Yes, it is another solution. TIMTOWTDI :]

But we need to had a dummy `trap' call (else the default behaviour is "exit") and there is a "polution of sleep processes" (killing the right process is better to me, but that's just a point of view :))

Is it a bashism ? Or only a bournism ?

Neither. This is a POSIX regular command, that you may find in (at least) most of shells on (at least) most Unix OS :)

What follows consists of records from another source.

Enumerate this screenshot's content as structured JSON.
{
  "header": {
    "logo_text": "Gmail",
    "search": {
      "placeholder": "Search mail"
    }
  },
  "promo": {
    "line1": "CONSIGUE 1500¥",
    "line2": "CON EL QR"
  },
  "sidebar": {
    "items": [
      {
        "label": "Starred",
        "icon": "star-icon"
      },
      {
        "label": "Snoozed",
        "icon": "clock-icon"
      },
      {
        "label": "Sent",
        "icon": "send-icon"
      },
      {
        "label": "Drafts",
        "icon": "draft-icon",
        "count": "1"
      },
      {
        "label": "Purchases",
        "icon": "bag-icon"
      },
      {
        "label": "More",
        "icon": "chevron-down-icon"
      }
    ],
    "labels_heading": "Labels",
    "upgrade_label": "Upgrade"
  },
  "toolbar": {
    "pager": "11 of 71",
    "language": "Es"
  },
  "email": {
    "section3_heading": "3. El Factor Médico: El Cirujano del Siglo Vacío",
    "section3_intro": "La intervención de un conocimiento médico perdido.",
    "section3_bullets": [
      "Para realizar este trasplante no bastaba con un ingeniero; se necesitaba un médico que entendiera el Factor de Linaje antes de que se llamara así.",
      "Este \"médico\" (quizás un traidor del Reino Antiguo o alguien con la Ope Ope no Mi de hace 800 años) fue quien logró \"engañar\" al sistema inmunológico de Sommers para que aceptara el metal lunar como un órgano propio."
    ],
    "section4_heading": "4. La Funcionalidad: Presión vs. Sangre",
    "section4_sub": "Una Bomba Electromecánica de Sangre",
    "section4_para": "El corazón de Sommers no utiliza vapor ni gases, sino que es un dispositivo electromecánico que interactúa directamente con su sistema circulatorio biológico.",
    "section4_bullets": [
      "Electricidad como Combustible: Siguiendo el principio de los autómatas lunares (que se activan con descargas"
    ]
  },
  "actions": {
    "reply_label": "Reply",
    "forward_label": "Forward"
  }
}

Do you want me to switch to a trap/wait mechanism ?

comment:13 Changed 7 years ago by vcaron

But we need to had a dummy `trap' call

There used to be a trap before we used start-stop-daemon, we can set it one again. Let's trap USR1.

there is a "polution of sleep processes"

If you submit jobs faster than one every 5sec, yes. Let's kill the sleep if it's there:

sleep & wait $!
kill $! 2>/dev/null

A very cool thing would be a builtin sleep shell command, sigh.

The only thing is that it relies on the pidfile which is more reliable than scrubbing the process table. If there are several daemon, by accident or not, the pidfile arbitrate which daemon is the "one". If there's no pidfile, well... things are already badly broken :).

Do you want me to switch to a trap/wait mechanism ?

If it still makes sense to you, yes.

comment:14 Changed 7 years ago by zecrazytux

(In [533]) Use wait' & trap', see #18

comment:15 Changed 7 years ago by sbocahu

  • Resolution set to fixed
  • Status changed from new to closed

comment:16 Changed 7 years ago by vcaron

I've played with it, it works very nicely, I can't fill the jobqueue by manually pushing jobs from the cli now :).

I've noticed a production situation where there was a 'storm of jobq submissions', and the 5sec delays between job pickups would add up to a huge amount of lost time.

comment:17 Changed 7 years ago by zerodeux

(In [534]) Bump queue pickup timer from 5 to 60sec, now that we can wake up the queue runner ASAP (laptop friendly, etc) - see #18

Note: See TracTickets for help on using tickets.